What is the use of NER-named entity recognition, specifically?

I have searched that question on the internet, and all I got were vague answers. I still don’t understand why this task is necessary. We classify each word in the text, then what?

I am happy to hear your answer.

Thank you all.

1 Like

Hi @20020069_Le_Thai_S_n

What do mean by saying “specifically”?

Named Entity Recognition is important linguistic category

“Named Entity” is often used for anything that can be referred to with a name: a person, a location, an organization. Parts of speech (POS) historically were used to study language and are generally assigned to individual words, a proper name is often an entire phrase, like the name “New York”.

POS and named entities are useful clues to sentence structure and meaning. For example, knowing whether a word is a noun or a verb tells us about likely neighboring words. Knowing if a named entity like Washington is a name of a person, a place, or a car is important to many natural language processing tasks like question answering, or information extraction.

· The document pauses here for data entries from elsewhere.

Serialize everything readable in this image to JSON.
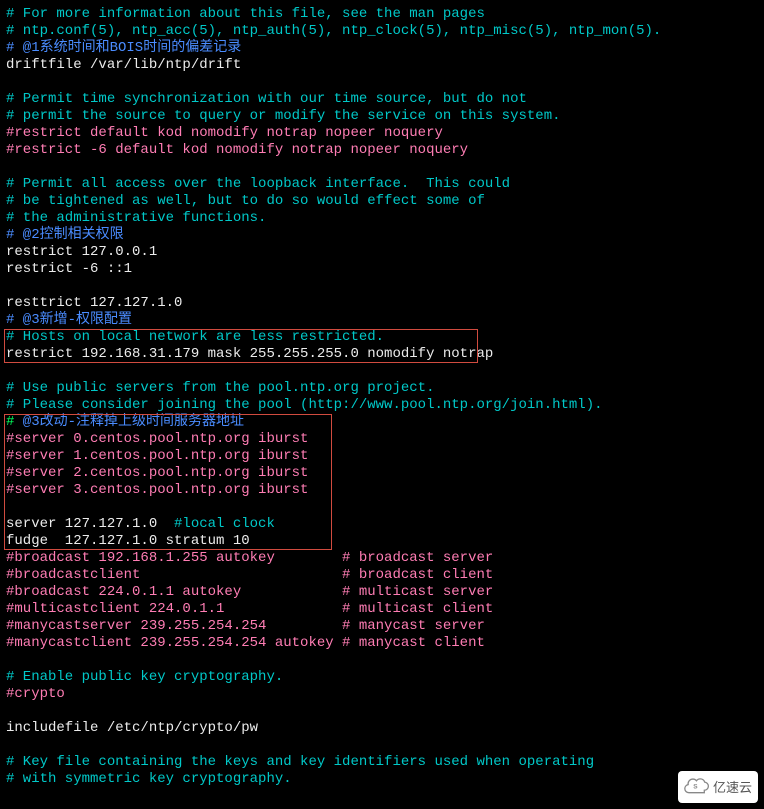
{
  "lines": [
    {
      "parts": [
        {
          "cls": "c-teal",
          "text": "# For more information about this file, see the man pages"
        }
      ]
    },
    {
      "parts": [
        {
          "cls": "c-teal",
          "text": "# ntp.conf(5), ntp_acc(5), ntp_auth(5), ntp_clock(5), ntp_misc(5), ntp_mon(5)."
        }
      ]
    },
    {
      "parts": [
        {
          "cls": "c-blue",
          "text": "# @1系统时间和BOIS时间的偏差记录"
        }
      ]
    },
    {
      "parts": [
        {
          "cls": "c-white",
          "text": "driftfile /var/lib/ntp/drift"
        }
      ]
    },
    {
      "parts": [
        {
          "cls": "c-white",
          "text": ""
        }
      ]
    },
    {
      "parts": [
        {
          "cls": "c-teal",
          "text": "# Permit time synchronization with our time source, but do not"
        }
      ]
    },
    {
      "parts": [
        {
          "cls": "c-teal",
          "text": "# permit the source to query or modify the service on this system."
        }
      ]
    },
    {
      "parts": [
        {
          "cls": "c-pink",
          "text": "#restrict default kod nomodify notrap nopeer noquery"
        }
      ]
    },
    {
      "parts": [
        {
          "cls": "c-pink",
          "text": "#restrict -6 default kod nomodify notrap nopeer noquery"
        }
      ]
    },
    {
      "parts": [
        {
          "cls": "c-white",
          "text": ""
        }
      ]
    },
    {
      "parts": [
        {
          "cls": "c-teal",
          "text": "# Permit all access over the loopback interface.  This could"
        }
      ]
    },
    {
      "parts": [
        {
          "cls": "c-teal",
          "text": "# be tightened as well, but to do so would effect some of"
        }
      ]
    },
    {
      "parts": [
        {
          "cls": "c-teal",
          "text": "# the administrative functions."
        }
      ]
    },
    {
      "parts": [
        {
          "cls": "c-blue",
          "text": "# @2控制相关权限"
        }
      ]
    },
    {
      "parts": [
        {
          "cls": "c-white",
          "text": "restrict 127.0.0.1"
        }
      ]
    },
    {
      "parts": [
        {
          "cls": "c-white",
          "text": "restrict -6 ::1"
        }
      ]
    },
    {
      "parts": [
        {
          "cls": "c-white",
          "text": ""
        }
      ]
    },
    {
      "parts": [
        {
          "cls": "c-white",
          "text": "resttrict 127.127.1.0"
        }
      ]
    },
    {
      "parts": [
        {
          "cls": "c-blue",
          "text": "# @3新增-权限配置"
        }
      ]
    },
    {
      "parts": [
        {
          "cls": "c-teal",
          "text": "# Hosts on local network are less restricted."
        }
      ]
    },
    {
      "parts": [
        {
          "cls": "c-white",
          "text": "restrict 192.168.31.179 mask 255.255.255.0 nomodify notrap"
        }
      ]
    },
    {
      "parts": [
        {
          "cls": "c-white",
          "text": ""
        }
      ]
    },
    {
      "parts": [
        {
          "cls": "c-teal",
          "text": "# Use public servers from the pool.ntp.org project."
        }
      ]
    },
    {
      "parts": [
        {
          "cls": "c-teal",
          "text": "# Please consider joining the pool (http://www.pool.ntp.org/join.html)."
        }
      ]
    },
    {
      "parts": [
        {
          "cls": "c-green",
          "text": "#"
        },
        {
          "cls": "c-blue",
          "text": " @3改动-注释掉上级时间服务器地址"
        }
      ]
    },
    {
      "parts": [
        {
          "cls": "c-pink",
          "text": "#server 0.centos.pool.ntp.org iburst"
        }
      ]
    },
    {
      "parts": [
        {
          "cls": "c-pink",
          "text": "#server 1.centos.pool.ntp.org iburst"
        }
      ]
    },
    {
      "parts": [
        {
          "cls": "c-pink",
          "text": "#server 2.centos.pool.ntp.org iburst"
        }
      ]
    },
    {
      "parts": [
        {
          "cls": "c-pink",
          "text": "#server 3.centos.pool.ntp.org iburst"
        }
      ]
    },
    {
      "parts": [
        {
          "cls": "c-white",
          "text": ""
        }
      ]
    },
    {
      "parts": [
        {
          "cls": "c-white",
          "text": "server 127.127.1.0  "
        },
        {
          "cls": "c-teal",
          "text": "#local clock"
        }
      ]
    },
    {
      "parts": [
        {
          "cls": "c-white",
          "text": "fudge  127.127.1.0 stratum 10"
        }
      ]
    },
    {
      "parts": [
        {
          "cls": "c-pink",
          "text": "#broadcast 192.168.1.255 autokey        # broadcast server"
        }
      ]
    },
    {
      "parts": [
        {
          "cls": "c-pink",
          "text": "#broadcastclient                        # broadcast client"
        }
      ]
    },
    {
      "parts": [
        {
          "cls": "c-pink",
          "text": "#broadcast 224.0.1.1 autokey            # multicast server"
        }
      ]
    },
    {
      "parts": [
        {
          "cls": "c-pink",
          "text": "#multicastclient 224.0.1.1              # multicast client"
        }
      ]
    },
    {
      "parts": [
        {
          "cls": "c-pink",
          "text": "#manycastserver 239.255.254.254         # manycast server"
        }
      ]
    },
    {
      "parts": [
        {
          "cls": "c-pink",
          "text": "#manycastclient 239.255.254.254 autokey # manycast client"
        }
      ]
    },
    {
      "parts": [
        {
          "cls": "c-white",
          "text": ""
        }
      ]
    },
    {
      "parts": [
        {
          "cls": "c-teal",
          "text": "# Enable public key cryptography."
        }
      ]
    },
    {
      "parts": [
        {
          "cls": "c-pink",
          "text": "#crypto"
        }
      ]
    },
    {
      "parts": [
        {
          "cls": "c-white",
          "text": ""
        }
      ]
    },
    {
      "parts": [
        {
          "cls": "c-white",
          "text": "includefile /etc/ntp/crypto/pw"
        }
      ]
    },
    {
      "parts": [
        {
          "cls": "c-white",
          "text": ""
        }
      ]
    },
    {
      "parts": [
        {
          "cls": "c-teal",
          "text": "# Key file containing the keys and key identifiers used when operating"
        }
      ]
    },
    {
      "parts": [
        {
          "cls": "c-teal",
          "text": "# with symmetric key cryptography."
        }
      ]
    }
  ],
  "watermark": {
    "text": "亿速云"
  }
}
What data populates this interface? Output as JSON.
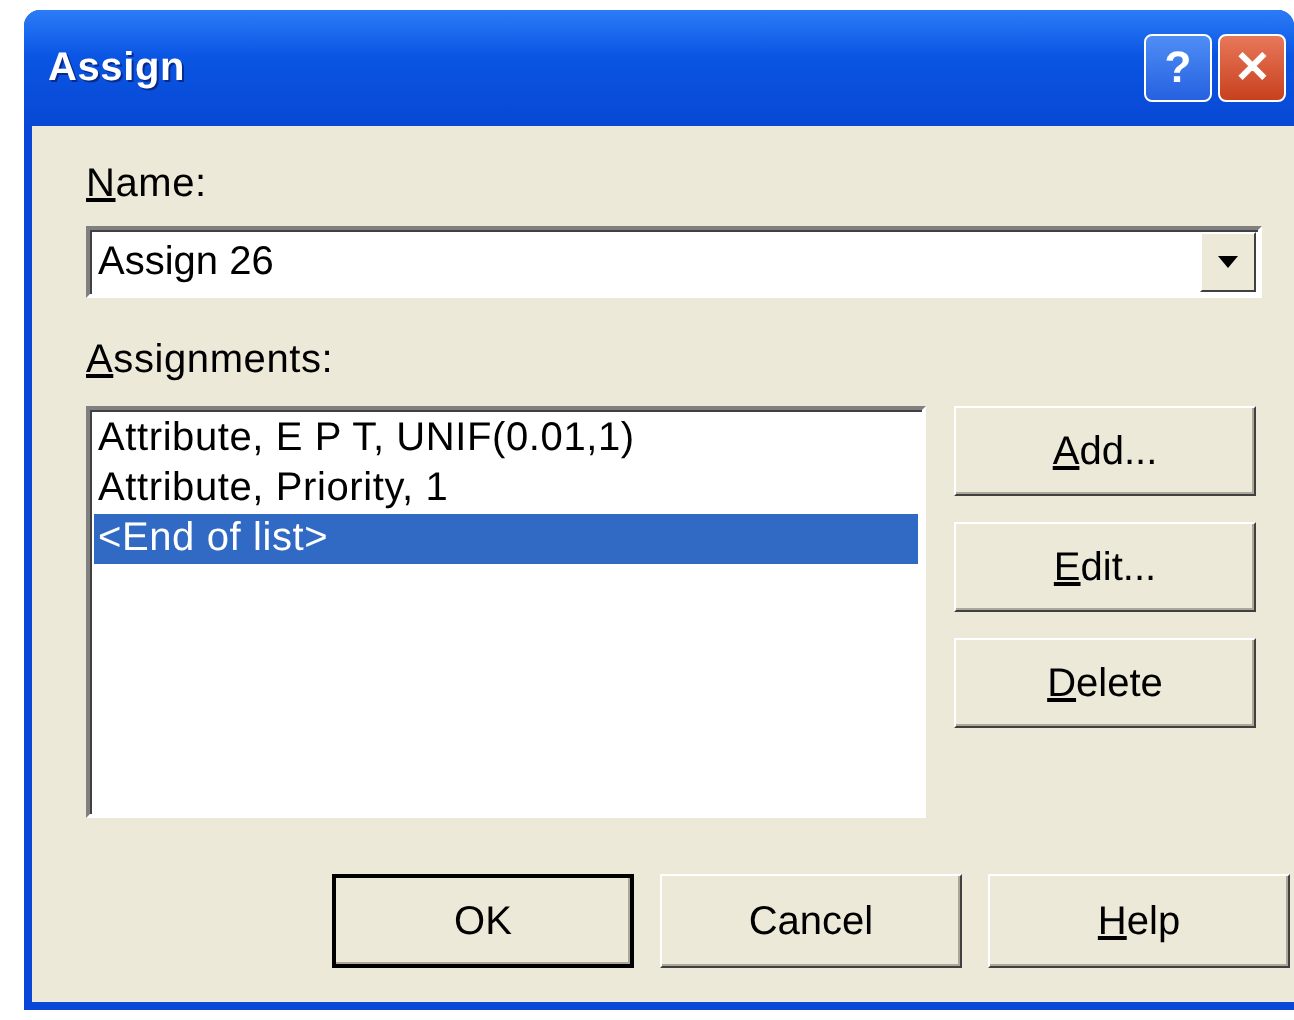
{
  "window": {
    "title": "Assign",
    "title_buttons": [
      {
        "kind": "help",
        "label": "?"
      },
      {
        "kind": "close",
        "label": "✕"
      }
    ]
  },
  "name_field": {
    "label": "Name:",
    "mnemonic": true,
    "value": "Assign 26"
  },
  "assignments": {
    "label": "Assignments:",
    "mnemonic": true,
    "items": [
      {
        "text": "Attribute, E P T, UNIF(0.01,1)",
        "selected": false
      },
      {
        "text": "Attribute, Priority, 1",
        "selected": false
      },
      {
        "text": "<End of list>",
        "selected": true
      }
    ]
  },
  "side_buttons": [
    {
      "label": "Add...",
      "mnemonic": true
    },
    {
      "label": "Edit...",
      "mnemonic": true
    },
    {
      "label": "Delete",
      "mnemonic": true
    }
  ],
  "buttons": [
    {
      "label": "OK",
      "mnemonic": false,
      "default": true
    },
    {
      "label": "Cancel",
      "mnemonic": false,
      "default": false
    },
    {
      "label": "Help",
      "mnemonic": true,
      "default": false
    }
  ]
}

One concrete use that I had in my work is detecting car brands and models in a string.
For example, one very specific example:
“BMW X3 sDrive2.8 …” - which part is brand name, which part is model, which part is engine etc. This string can appear in many forms like “x3 Bayerische Motoren Werke”, “BMW Series X3 F25; 2010” and many more. Knowing which part is what is your use case for further downstream tasks (like insurance premium calculation).


Thank you for your previous answer, my deer arvyzukai.
NER extracts information; yes, everyone says that. And I wonder, what is that information used for? What are the downstream tasks? QA, grammar checks, and logging into databases are all I can think about. Do chatbots benefit from it too? Can you provide some more examples?

More concretely, why do you need to know the model part and engine part of "BMW X3 sDrive2.8?

Thank you.

Hi, @20020069_Le_Thai_S_n

In my case, the model is a feature (a risk factor, among with others).

For example, you can imagine that you are the insurer and two people come to you for insurance. One has Ford Mustang (sportier version) valued at $30 000 and the other has Ford Galaxy (mini van) also valued at $30 000. You would probably find the sportier car more risky to insure and you would ask a bigger insurance fee because of that. Of course, age and other factors matter but if you have a string that includes the model, you would probably account for it.

Your calculation could be:

  • price = value_coef * value + model_coef * value

    • fee_1 = 0.01 * 30000 + 0.02 * 30000 = $900
    • fee_2 = 0.01 * 30000 + 0.005 * 30000 = $450

That’s an overly simple downstream task for illustration.

Same would thing for engine - bigger engine tends to mean riskier client.